OWS has “broken through” also in the ways it compels that we rethink the meaning of and public attachments to order, which is arguably a greater priority and visceral desire for some than law, and certainly justice. In this context, I should say that I am fascinated by (if also often fearful of) the skirmishes that break out at the edges of OWS marches. In them, the police evidence their obsession with their power over human bodies, often manifest in police aggression. The protestors, for their part, can on occasion provoke, and blur the line between defiance and needless risk and potentially counterproductive hostility. Yet such refusals to be ordered can be a refreshing challenge to the presumed authority of police or others to tell you can stand here, but not there, or to stop and frisk you—especially if a racial or ethnic “minority”—for no reason at all. At the root of such chafing is to contest why the police and the corporations in the first place are the custodians of order, and what kind of order are they maintaining. To make vivid this point, I invoke the language of one of America’s great resisters, Daniel Berrigan. Explaining in court his raid of a Draft Board office in 1968, he said: “Our apologies good friends for the fracture of good order. … All of us who act against the law turn to the poor of the world … to the victims … to the soldiers who kill and die … because they were so ordered by the authorities of that public order which is in effect a massive institutionalized disorder[.] We say killing is disorder [,] life and gentleness and community and unselfishness is the only order we recognize.”

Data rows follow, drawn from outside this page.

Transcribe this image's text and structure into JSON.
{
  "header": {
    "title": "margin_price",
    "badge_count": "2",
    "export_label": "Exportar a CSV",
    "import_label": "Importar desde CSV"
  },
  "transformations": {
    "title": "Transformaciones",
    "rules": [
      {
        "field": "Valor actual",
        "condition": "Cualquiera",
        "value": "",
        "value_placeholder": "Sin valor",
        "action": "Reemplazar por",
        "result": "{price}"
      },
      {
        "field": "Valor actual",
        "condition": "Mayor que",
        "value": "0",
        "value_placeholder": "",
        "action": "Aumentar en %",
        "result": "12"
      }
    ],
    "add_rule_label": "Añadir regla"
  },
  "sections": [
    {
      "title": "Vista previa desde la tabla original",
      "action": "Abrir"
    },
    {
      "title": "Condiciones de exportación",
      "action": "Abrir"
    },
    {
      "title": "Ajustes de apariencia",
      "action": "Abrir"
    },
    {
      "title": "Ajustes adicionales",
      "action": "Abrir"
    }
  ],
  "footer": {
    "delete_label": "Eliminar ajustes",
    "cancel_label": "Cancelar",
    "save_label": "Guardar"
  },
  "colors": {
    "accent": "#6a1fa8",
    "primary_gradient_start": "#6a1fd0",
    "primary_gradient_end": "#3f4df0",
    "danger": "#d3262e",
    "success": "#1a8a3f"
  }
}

Berrigan’s lines invert conventional understandings of order and disorder, privileging over lawfulness the true, moral order violated by the conduct of institutions and men and the structures of society. Whether newly articulated or not, such a sentiment infuses the ethos and practice of OWS.
Whatever one’s partisanship, even a sober analysis must concede that OWS’s transformative power has lain substantially in its capacity to provoke by mobilizing passion and compassion, anger and hope in newly contestatory ways. Its challenge — at a time when it is unclear in what form OWS any longer exists — is to stay both dynamic and relevant, to lead and not follow. Key to doing so is to have a sharp memory of its founding moment and what enabled it to win such early success. Escalating confrontation, as both an end in itself and as a way to remain media-friendly, is a temptation. To guide such passions, one may well reflect on what else Mr. Berrigan’s good words compel: that one is ethically obligated to preach, embody, and enact a higher moral order, which both drives and disciplines ones conduct.
With this vigilance, OWS has a chance.
Jeremy Varon is Associate Professor of History at The New School, New York City. This essay was adapted from an address he gave at a public forum, "OWS: What's Next?" at the New School on October 19, 2011.